JOB
Loading...
Jesteś tutaj:  Home  >  gospodarka i finanse  >  Current Article

Związkowcy w sądzie. Brus i Zbrzyzny kontra KGHM

Przez   /   25/11/2013  /   No Comments

Przed Sądem Okręgowym w Legnicy ruszył proces o prawo załogi KGHM do decydowania, kto ją reprezentuje we władzach spółki. Powództwo wnieśli związkowcy Ryszard Zbrzyzny   i Waldemar Brus. Żądają uchylenia uchwał walnego zgromadzenia, które nie dopuściły, by Leszek Hajdacki i Józef Czyczerski zasiedli w radzie nadzorczej Polskiej Miedzi.

Józef Czyczerski – przewodniczący Sekcji Krajowej Górnictwa Rud Miedzi NSZZ Solidarność – i Leszek Hajdacki – wiceprzewodniczący Związku Zawodowego Pracowników Przemysłu Miedziowego – od wielu lat z woli załogi KGHM reprezentowali interesy pracowników w radzie nadzorczej KGHM. Dzięki temu nic nie mogło się przed załogą ukryć. Każde plany zagrażające interesom pracowników, regionu czy firmy były natychmiast ujawniane.
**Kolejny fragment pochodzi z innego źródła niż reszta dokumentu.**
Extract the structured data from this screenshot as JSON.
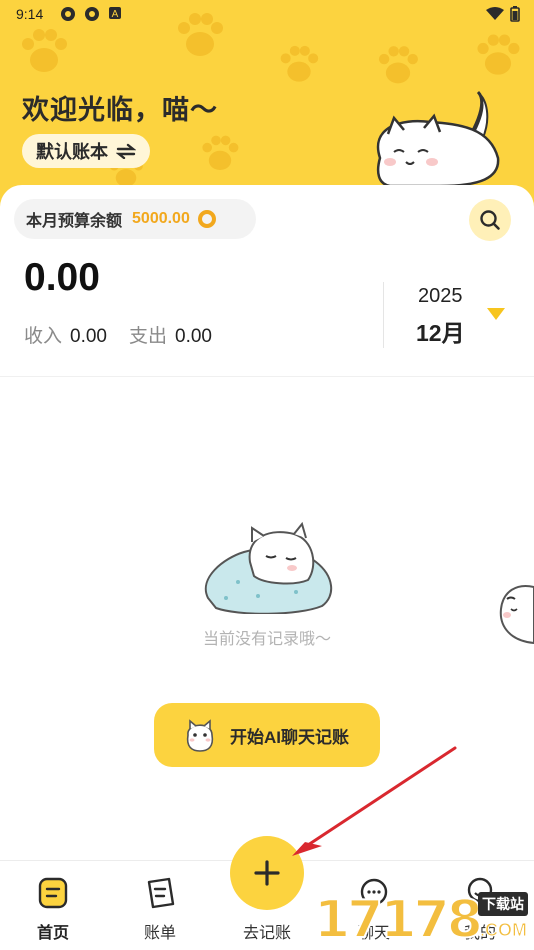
{
  "status_bar": {
    "time": "9:14"
  },
  "header": {
    "welcome": "欢迎光临，喵～",
    "account_book": "默认账本"
  },
  "summary": {
    "budget_label": "本月预算余额",
    "budget_amount": "5000.00",
    "balance": "0.00",
    "income_label": "收入",
    "income_value": "0.00",
    "expense_label": "支出",
    "expense_value": "0.00",
    "year": "2025",
    "month": "12月"
  },
  "empty_state": {
    "message": "当前没有记录哦～",
    "ai_button": "开始AI聊天记账"
  },
  "tabbar": {
    "home": "首页",
    "bills": "账单",
    "add": "去记账",
    "chat": "聊天",
    "mine": "我的"
  },
  "watermark": {
    "numbers": "17178",
    "tag": "下载站",
    "suffix": ".COM"
  },
  "colors": {
    "accent": "#FCD33F",
    "budget": "#F2A81D",
    "arrow": "#D9282F"
  }
}
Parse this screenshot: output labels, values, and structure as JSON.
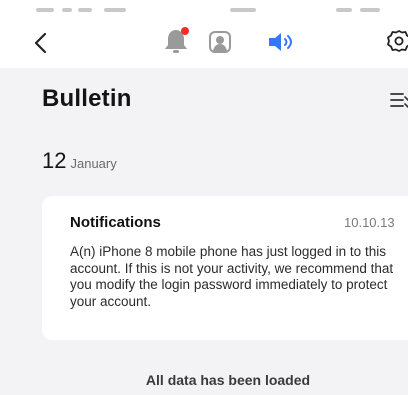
{
  "header": {
    "title": "Bulletin"
  },
  "date_group": {
    "day": "12",
    "month": "January"
  },
  "notification": {
    "title": "Notifications",
    "time": "10.10.13",
    "body": "A(n) iPhone 8 mobile phone has just logged in to this account. If this is not your activity, we recommend that you modify the login password immediately to protect your account."
  },
  "footer": {
    "status": "All data has been loaded"
  },
  "colors": {
    "accent_blue": "#3478f6",
    "badge_red": "#ff2b2b",
    "icon_gray": "#9a9a9a",
    "background": "#f3f3f5"
  },
  "icons": {
    "back": "chevron-left-icon",
    "bell": "bell-icon",
    "user": "user-icon",
    "speaker": "speaker-icon",
    "settings": "gear-icon",
    "filter": "filter-list-icon"
  }
}
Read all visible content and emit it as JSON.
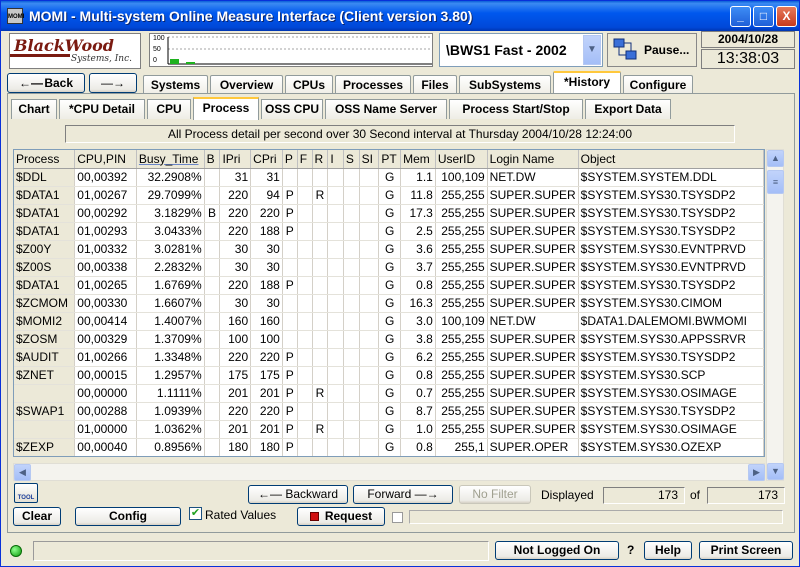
{
  "window": {
    "title": "MOMI - Multi-system Online Measure Interface (Client version 3.80)",
    "icon_label": "MOMI",
    "minimize": "_",
    "maximize": "□",
    "close": "X"
  },
  "header": {
    "back_label": "Back",
    "logo_line1": "BlackWood",
    "logo_line2": "Systems, Inc.",
    "mini_chart_axis_top": "100",
    "mini_chart_axis_mid": "50",
    "mini_chart_axis_bottom": "0",
    "system_selected": "\\BWS1 Fast - 2002",
    "pause_label": "Pause...",
    "date": "2004/10/28",
    "time": "13:38:03"
  },
  "main_tabs": [
    "Systems",
    "Overview",
    "CPUs",
    "Processes",
    "Files",
    "SubSystems",
    "*History",
    "Configure"
  ],
  "main_tab_active": "*History",
  "sub_tabs": [
    "Chart",
    "*CPU Detail",
    "CPU",
    "Process",
    "OSS CPU",
    "OSS Name Server",
    "Process Start/Stop",
    "Export Data"
  ],
  "sub_tab_active": "Process",
  "banner": "All Process detail per second over 30 Second interval at Thursday 2004/10/28 12:24:00",
  "table": {
    "columns": [
      "Process",
      "CPU,PIN",
      "Busy_Time",
      "B",
      "IPri",
      "CPri",
      "P",
      "F",
      "R",
      "I",
      "S",
      "SI",
      "PT",
      "Mem",
      "UserID",
      "Login Name",
      "Object"
    ],
    "sorted_column": "Busy_Time",
    "rows": [
      [
        "$DDL",
        "00,00392",
        "32.2908%",
        "",
        "31",
        "31",
        "",
        "",
        "",
        "",
        "",
        "",
        "G",
        "1.1",
        "100,109",
        "NET.DW",
        "$SYSTEM.SYSTEM.DDL"
      ],
      [
        "$DATA1",
        "01,00267",
        "29.7099%",
        "",
        "220",
        "94",
        "P",
        "",
        "R",
        "",
        "",
        "",
        "G",
        "11.8",
        "255,255",
        "SUPER.SUPER",
        "$SYSTEM.SYS30.TSYSDP2"
      ],
      [
        "$DATA1",
        "00,00292",
        "3.1829%",
        "B",
        "220",
        "220",
        "P",
        "",
        "",
        "",
        "",
        "",
        "G",
        "17.3",
        "255,255",
        "SUPER.SUPER",
        "$SYSTEM.SYS30.TSYSDP2"
      ],
      [
        "$DATA1",
        "01,00293",
        "3.0433%",
        "",
        "220",
        "188",
        "P",
        "",
        "",
        "",
        "",
        "",
        "G",
        "2.5",
        "255,255",
        "SUPER.SUPER",
        "$SYSTEM.SYS30.TSYSDP2"
      ],
      [
        "$Z00Y",
        "01,00332",
        "3.0281%",
        "",
        "30",
        "30",
        "",
        "",
        "",
        "",
        "",
        "",
        "G",
        "3.6",
        "255,255",
        "SUPER.SUPER",
        "$SYSTEM.SYS30.EVNTPRVD"
      ],
      [
        "$Z00S",
        "00,00338",
        "2.2832%",
        "",
        "30",
        "30",
        "",
        "",
        "",
        "",
        "",
        "",
        "G",
        "3.7",
        "255,255",
        "SUPER.SUPER",
        "$SYSTEM.SYS30.EVNTPRVD"
      ],
      [
        "$DATA1",
        "01,00265",
        "1.6769%",
        "",
        "220",
        "188",
        "P",
        "",
        "",
        "",
        "",
        "",
        "G",
        "0.8",
        "255,255",
        "SUPER.SUPER",
        "$SYSTEM.SYS30.TSYSDP2"
      ],
      [
        "$ZCMOM",
        "00,00330",
        "1.6607%",
        "",
        "30",
        "30",
        "",
        "",
        "",
        "",
        "",
        "",
        "G",
        "16.3",
        "255,255",
        "SUPER.SUPER",
        "$SYSTEM.SYS30.CIMOM"
      ],
      [
        "$MOMI2",
        "00,00414",
        "1.4007%",
        "",
        "160",
        "160",
        "",
        "",
        "",
        "",
        "",
        "",
        "G",
        "3.0",
        "100,109",
        "NET.DW",
        "$DATA1.DALEMOMI.BWMOMI"
      ],
      [
        "$ZOSM",
        "00,00329",
        "1.3709%",
        "",
        "100",
        "100",
        "",
        "",
        "",
        "",
        "",
        "",
        "G",
        "3.8",
        "255,255",
        "SUPER.SUPER",
        "$SYSTEM.SYS30.APPSSRVR"
      ],
      [
        "$AUDIT",
        "01,00266",
        "1.3348%",
        "",
        "220",
        "220",
        "P",
        "",
        "",
        "",
        "",
        "",
        "G",
        "6.2",
        "255,255",
        "SUPER.SUPER",
        "$SYSTEM.SYS30.TSYSDP2"
      ],
      [
        "$ZNET",
        "00,00015",
        "1.2957%",
        "",
        "175",
        "175",
        "P",
        "",
        "",
        "",
        "",
        "",
        "G",
        "0.8",
        "255,255",
        "SUPER.SUPER",
        "$SYSTEM.SYS30.SCP"
      ],
      [
        "",
        "00,00000",
        "1.1111%",
        "",
        "201",
        "201",
        "P",
        "",
        "R",
        "",
        "",
        "",
        "G",
        "0.7",
        "255,255",
        "SUPER.SUPER",
        "$SYSTEM.SYS30.OSIMAGE"
      ],
      [
        "$SWAP1",
        "00,00288",
        "1.0939%",
        "",
        "220",
        "220",
        "P",
        "",
        "",
        "",
        "",
        "",
        "G",
        "8.7",
        "255,255",
        "SUPER.SUPER",
        "$SYSTEM.SYS30.TSYSDP2"
      ],
      [
        "",
        "01,00000",
        "1.0362%",
        "",
        "201",
        "201",
        "P",
        "",
        "R",
        "",
        "",
        "",
        "G",
        "1.0",
        "255,255",
        "SUPER.SUPER",
        "$SYSTEM.SYS30.OSIMAGE"
      ],
      [
        "$ZEXP",
        "00,00040",
        "0.8956%",
        "",
        "180",
        "180",
        "P",
        "",
        "",
        "",
        "",
        "",
        "G",
        "0.8",
        "255,1",
        "SUPER.OPER",
        "$SYSTEM.SYS30.OZEXP"
      ]
    ]
  },
  "bottom": {
    "tool_label": "TOOL",
    "backward_label": "Backward",
    "forward_label": "Forward",
    "no_filter_label": "No Filter",
    "displayed_label": "Displayed",
    "displayed_count": "173",
    "of_label": "of",
    "total_count": "173",
    "clear_label": "Clear",
    "config_label": "Config",
    "rated_values_label": "Rated Values",
    "rated_values_checked": true,
    "request_label": "Request"
  },
  "statusbar": {
    "not_logged_on_label": "Not Logged On",
    "question_mark": "?",
    "help_label": "Help",
    "print_screen_label": "Print Screen"
  },
  "colors": {
    "title_bar": "#0054E3",
    "active_tab_highlight": "#FFC83C",
    "status_led": "#0A9A0A"
  }
}
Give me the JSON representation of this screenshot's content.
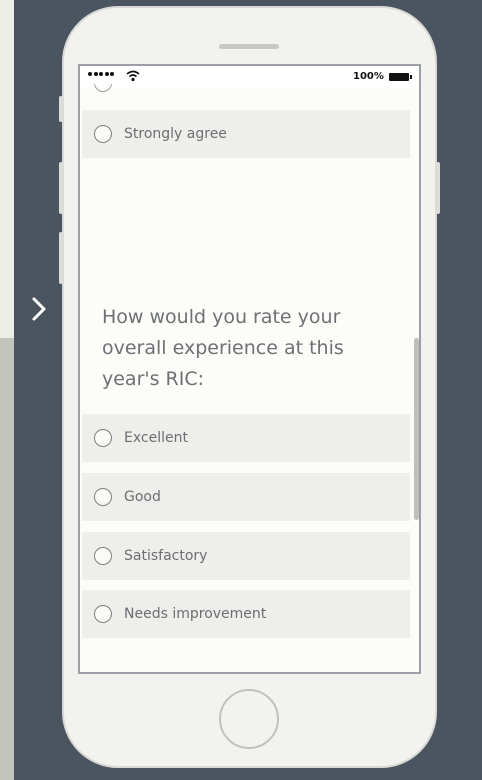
{
  "status_bar": {
    "battery": "100%"
  },
  "survey": {
    "prev_options": [
      {
        "label": "Strongly agree"
      }
    ],
    "question": "How would you rate your overall experience at this year's RIC:",
    "options": [
      {
        "label": "Excellent"
      },
      {
        "label": "Good"
      },
      {
        "label": "Satisfactory"
      },
      {
        "label": "Needs improvement"
      }
    ]
  },
  "icons": {
    "nav": "chevron-right-icon",
    "signal": "signal-dots-icon",
    "wifi": "wifi-icon",
    "battery": "battery-icon"
  },
  "colors": {
    "background": "#4b5560",
    "phone_body": "#f2f2ef",
    "option_bg": "#eeeeea",
    "text": "#6d7175"
  }
}
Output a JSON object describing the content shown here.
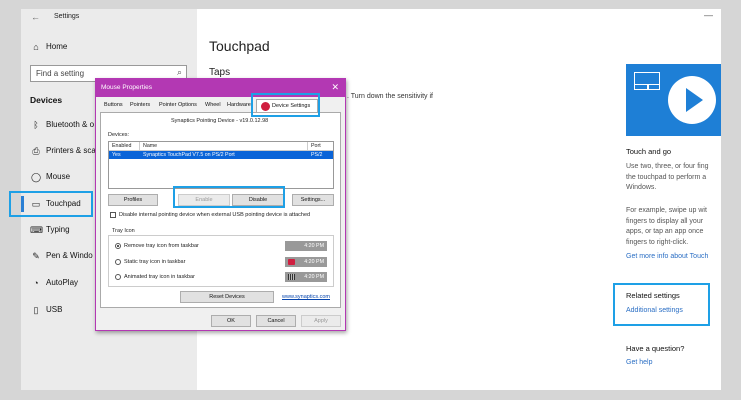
{
  "window": {
    "app_title": "Settings",
    "back_glyph": "←",
    "minimize_glyph": "—"
  },
  "sidebar": {
    "home_label": "Home",
    "search_placeholder": "Find a setting",
    "section_label": "Devices",
    "items": [
      {
        "label": "Bluetooth & o",
        "icon": "bluetooth-icon"
      },
      {
        "label": "Printers & sca",
        "icon": "printer-icon"
      },
      {
        "label": "Mouse",
        "icon": "mouse-icon"
      },
      {
        "label": "Touchpad",
        "icon": "touchpad-icon"
      },
      {
        "label": "Typing",
        "icon": "keyboard-icon"
      },
      {
        "label": "Pen & Windo",
        "icon": "pen-icon"
      },
      {
        "label": "AutoPlay",
        "icon": "autoplay-icon"
      },
      {
        "label": "USB",
        "icon": "usb-icon"
      }
    ]
  },
  "main": {
    "title": "Touchpad",
    "section": "Taps",
    "background_text": ". Turn down the sensitivity if"
  },
  "right_column": {
    "video_title": "Touch and go",
    "video_text": [
      "Use two, three, or four fing",
      "the touchpad to perform a",
      "Windows."
    ],
    "example_text": [
      "For example, swipe up wit",
      "fingers to display all your",
      "apps, or tap an app once",
      "fingers to right-click."
    ],
    "more_info_link": "Get more info about Touch",
    "related_title": "Related settings",
    "additional_link": "Additional settings",
    "question_title": "Have a question?",
    "help_link": "Get help"
  },
  "dialog": {
    "title": "Mouse Properties",
    "close_glyph": "✕",
    "tabs": [
      "Buttons",
      "Pointers",
      "Pointer Options",
      "Wheel",
      "Hardware",
      "Device Settings"
    ],
    "active_tab": "Device Settings",
    "device_name": "Synaptics Pointing Device - v19.0.12.98",
    "devices_label": "Devices:",
    "columns": [
      "Enabled",
      "Name",
      "Port"
    ],
    "device_row": {
      "enabled": "Yes",
      "name": "Synaptics TouchPad V7.5 on PS/2 Port",
      "port": "PS/2"
    },
    "buttons": {
      "profiles": "Profiles",
      "enable": "Enable",
      "disable": "Disable",
      "settings": "Settings..."
    },
    "disable_internal": "Disable internal pointing device when external USB pointing device is attached",
    "tray_icon_label": "Tray Icon",
    "tray_options": [
      {
        "label": "Remove tray icon from taskbar",
        "selected": true,
        "time": "4:20 PM"
      },
      {
        "label": "Static tray icon in taskbar",
        "selected": false,
        "time": "4:20 PM"
      },
      {
        "label": "Animated tray icon in taskbar",
        "selected": false,
        "time": "4:20 PM"
      }
    ],
    "reset_devices": "Reset Devices",
    "link": "www.synaptics.com",
    "ok": "OK",
    "cancel": "Cancel",
    "apply": "Apply"
  },
  "colors": {
    "accent": "#1ea0e6",
    "dialog_border": "#b338b3",
    "selection": "#0a64d8",
    "link": "#2a6ec4"
  }
}
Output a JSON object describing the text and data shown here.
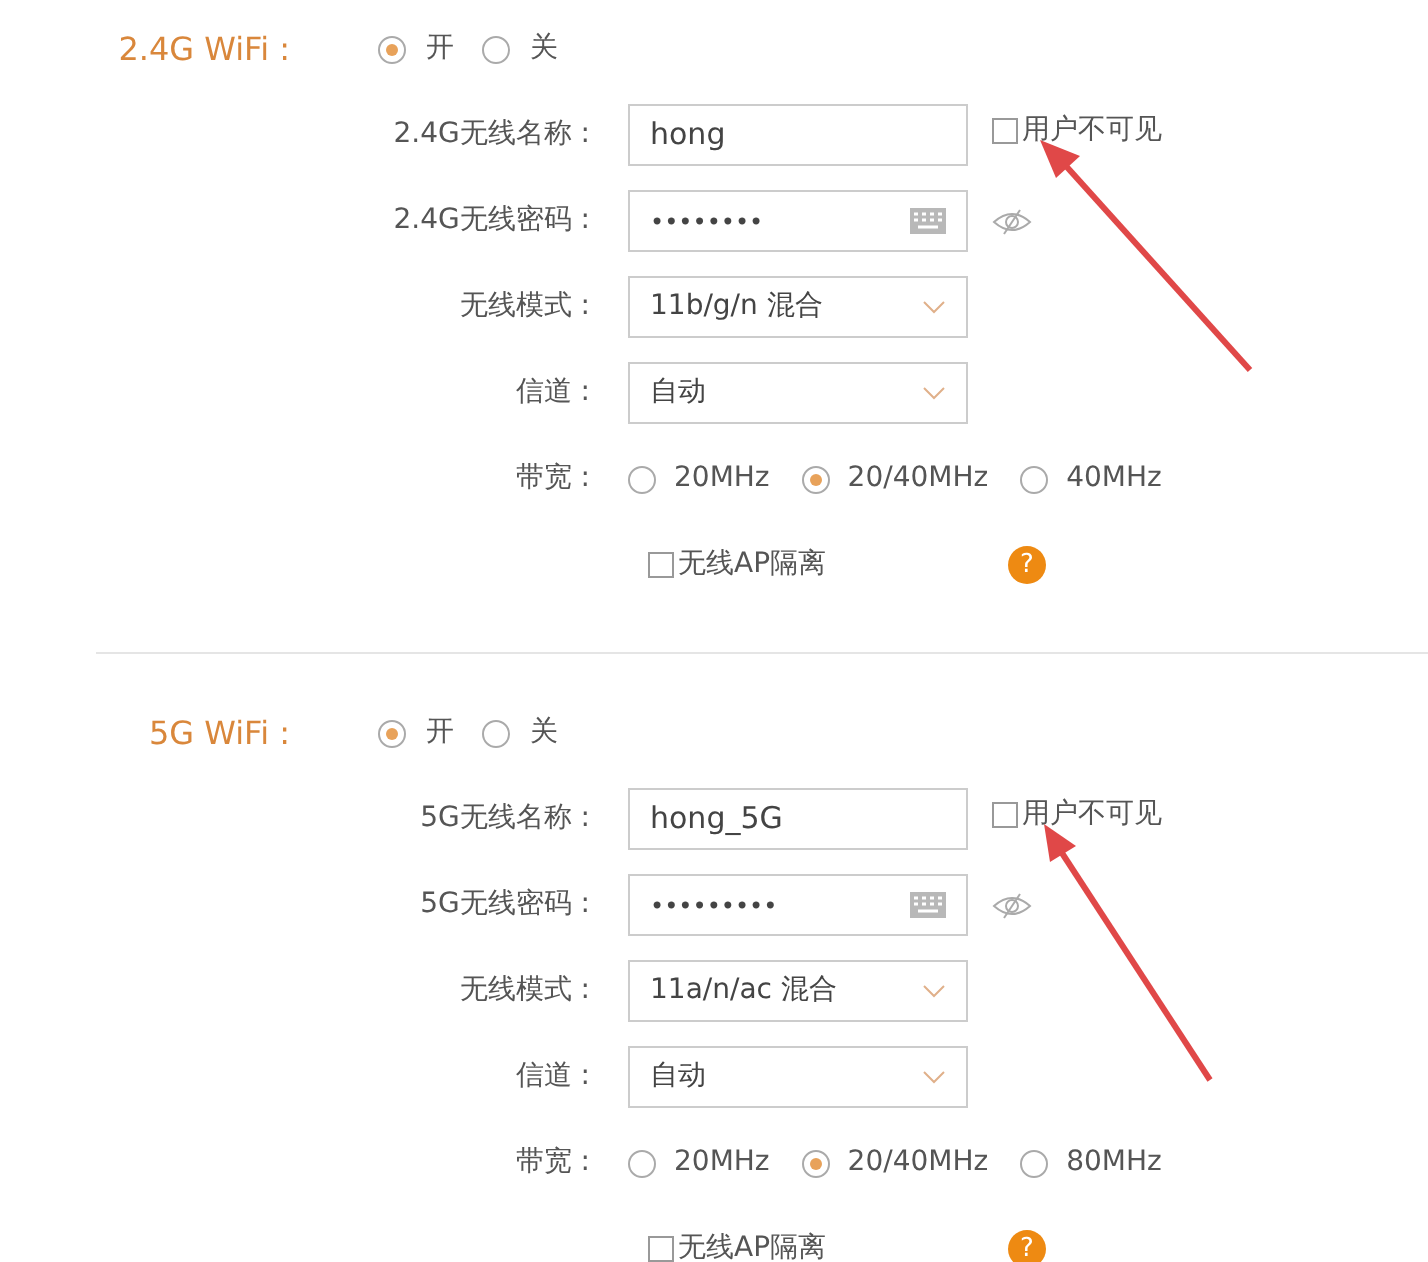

Przed zakupem kanadyjskiej spółki Quadra FNX Skarb Państwa pozbył się z rady nadzorczej reprezentacji pracowników. Pod pretekstem, że Czyczerski i Hajdacki uczestnicząc w proteście górników działali na szkodę KGHM, kolejni ministrowie nie dopuszczają, by wrócili do rady nadzorczej.

Poseł Ryszard Zbrzyzny – przewodniczący ZZPPM – i Waldemar Brus z Solidarności kilka miesięcy temu wnieśli do sądu pozwy o uchylenie uchwały nr 35/2013 z ostatniego Zwyczajnego Walnego Zgromadzenia Akcjonariuszy. To uchwała w sprawie niepodjęcia uchwały o powołaniu w skład Rady Nadzorczej Leszka Hajdackiego i Józefa Czyczerskiego,

Dziś przed Sądem Okręgowym w Legnicy ruszył proces. Wyrok ma zapaść jeszcze przed Barbórką, 2 grudnia.

Sądy nie po raz pierwszy zajmują się prawem załogi KGHM do posiadania w radzie spółki wybranej przez siebie reprezentacji. Teoretycznie jest ustawa o komercjalizacji i prywatyzacji przedsiębiorstw z 1996 roku, która jej to gwarantuje.

- Byłem współautorem tej ustawy i jej sprawozdawcą w Sejmie – mówi poseł Ryszard Zbrzyzny. – Spodziewając się problemów, zamieściliśmy w niej jednoznaczny zapis, że załoga dokonuje wyboru swoich reprezentantów, a ten wybór jest dla walnego zgromadzenia wiążący. To znaczy, że akcjonariusze mają tylko stwierdzić prawomocność wyborów, i jeśli wybory były prawomocne, nie wolno im w żaden sposób kwestionować mandatu zwycięzców głosowania do zasiadania w radzie nadzorczej spółki.

Ten jednoznacznie brzmiący, według Zbrzyznego, zapis, dla Skarbu Państwa wcale nie jest taki jasny. Mówił dziś o tym w sądzie  mecenas Radosław Kwaśnicki, reprezentujący KGHM. Według niego, dokonany przez załogę wybór reprezentantów nie oznacza ich automatycznego powołania, a właściciel nie może być przymuszany do zaakceptowania decyzji, która nie służy spółce.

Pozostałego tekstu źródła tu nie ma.